This is the mail archive of the
fortran@gcc.gnu.org
mailing list for the GNU Fortran project.
Re: [Fortran] Support inverted execution masks in WHEREs
- From: Roger Sayle <roger at eyesopen dot com>
- To: Richard Guenther <richard dot guenther at gmail dot com>
- Cc: fortran at gcc dot gnu dot org, <gcc-patches at gcc dot gnu dot org>
- Date: Wed, 22 Feb 2006 06:27:32 -0700 (MST)

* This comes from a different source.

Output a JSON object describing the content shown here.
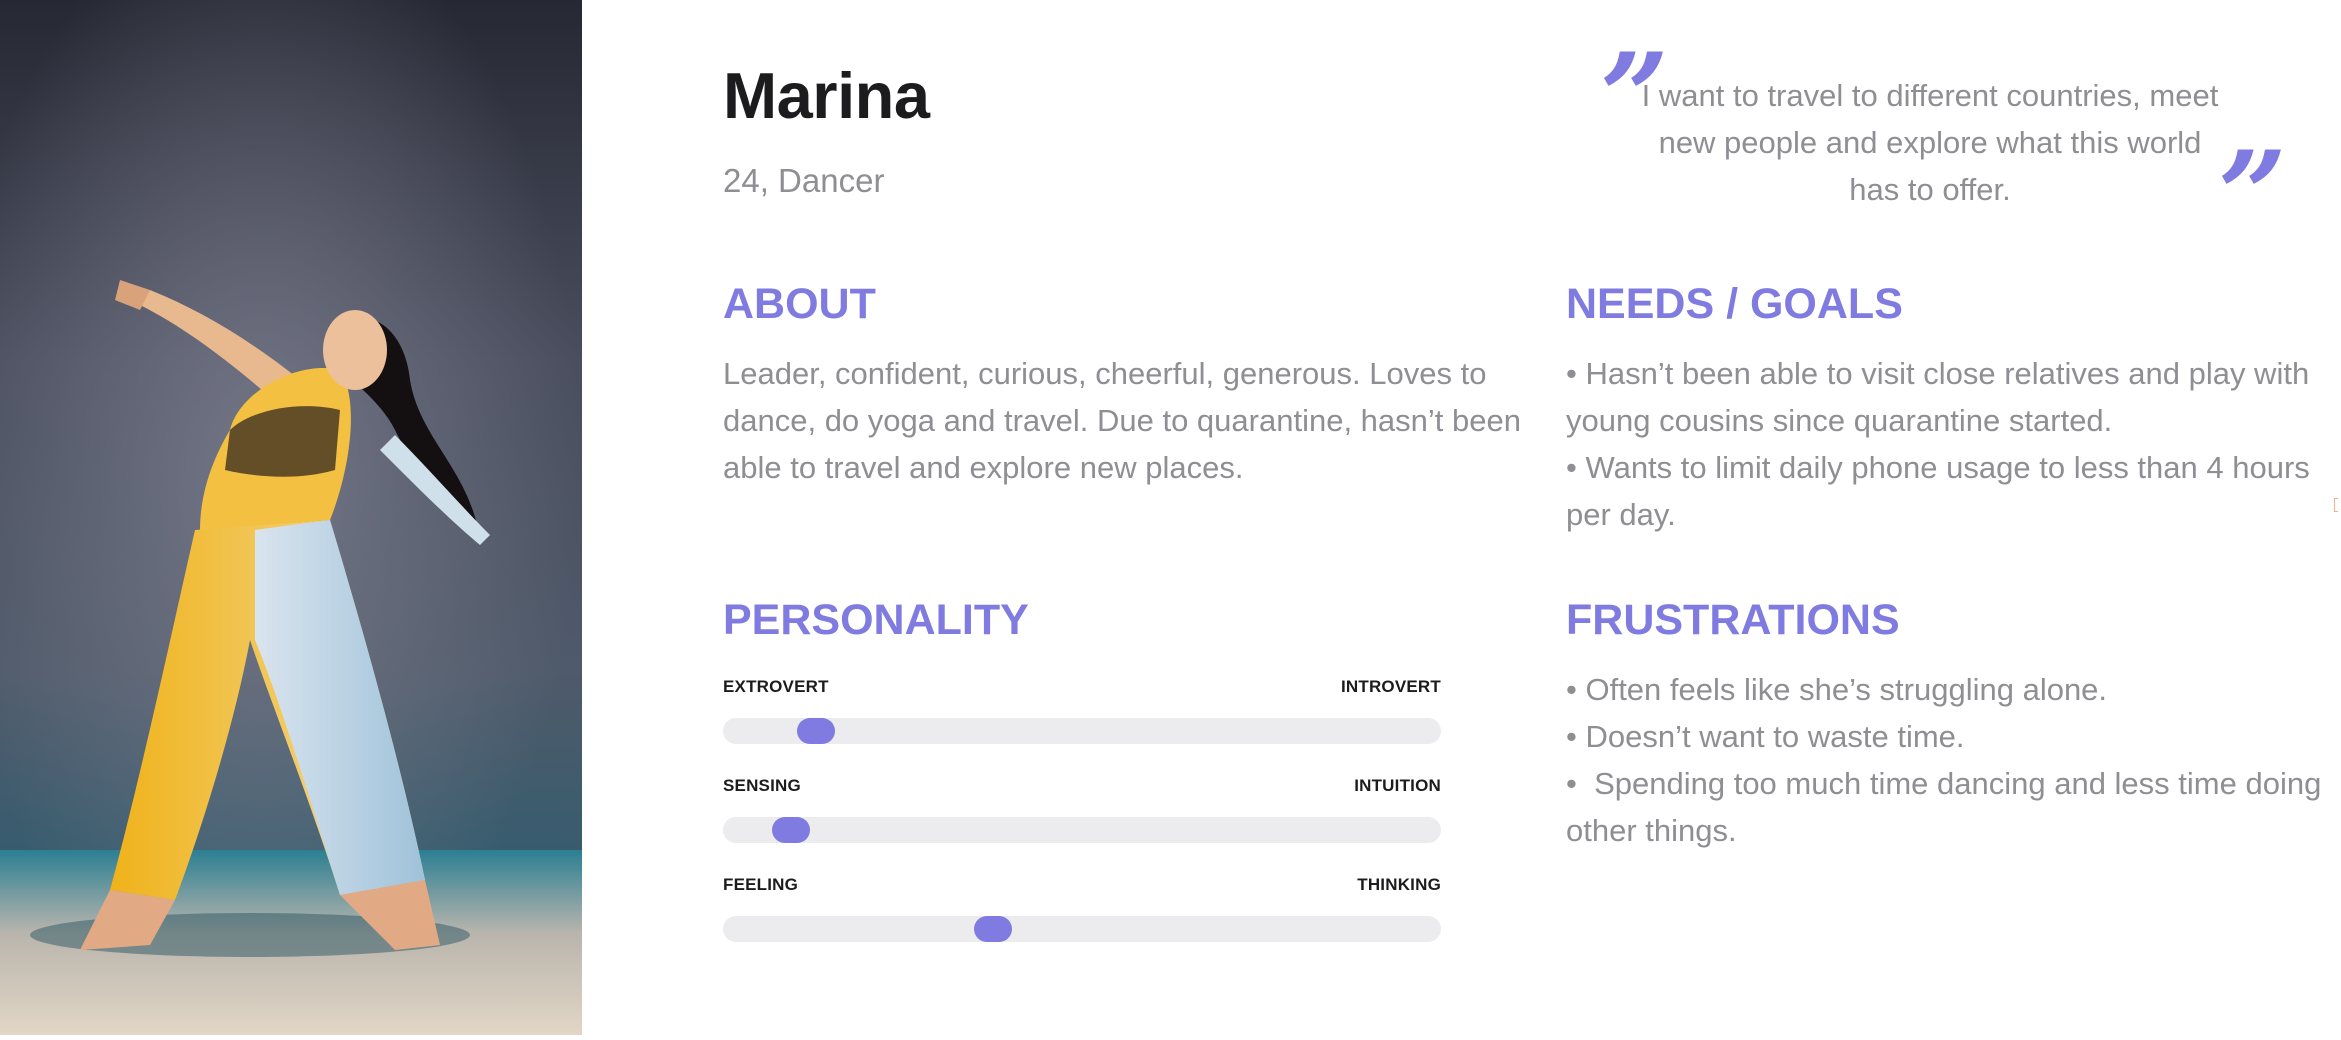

- Subject: Re: [Fortran] Support inverted execution masks in WHEREs
On Wed, 22 Feb 2006, Richard Guenther wrote:
> On 2/22/06, Roger Sayle <roger@eyesopen.com> wrote:
> > cmask = malloc(...);
> > for (i=0; i<...; i++)
> > cmask[i] = cond(i);
> > for (i=0; i<...; i++)
> > if (cmask[i])
> > stmt1(i);
> > for (i=0; i<...; i++)
> > if (!cmask[i])
> > stmt2(i);
> > free(cmask);
>
> I wonder why we use multiple loops here - at least fusing the last two ones
> would be more cache friendly for use of the mask. Or does fusing the loops
> create worse code somehow?
In the general case three loops are required as the fortran standards
allow for the side-effects of cond, stmt1 and stmt2 to effect each
other, and if so require to behaviour to match the three loops above.
We also already optimize the special case of no dependencies between
cond, stmt1 and stmt2 (where stmt1 and stmt2 are single assignments)
http://gcc.gnu.org/ml/gcc-patches/2006-02/msg00316.html
However, your suggestion does reveal an potential intermediate case
that could be improved. Loops such as those above where "cond" is
affected by either stmt1 or stmt2, i.e. we need a temporary mask,
but where stmt1 and stmt2 don't affect each other, i.e. are independent.
In this case we could potentially generate better code like:
cmask = malloc(...);
for (i=0; i<...; i++)
cmask[i] = cond(i);
for (i=0; i<...; i++)
if (cmask[i])
stmt1(i);
else
stmt2(i);
free(cmask);
Grrr! I'll investigate a new gfc_trans_where_4 to catch this case,
though I'd expect this shape of dependency to be relatively rare.
In the longer term, the tree-ssa optimizers may be able to implement
loop-fusion, to combine consecutive loops into one when profitable.
Roger
--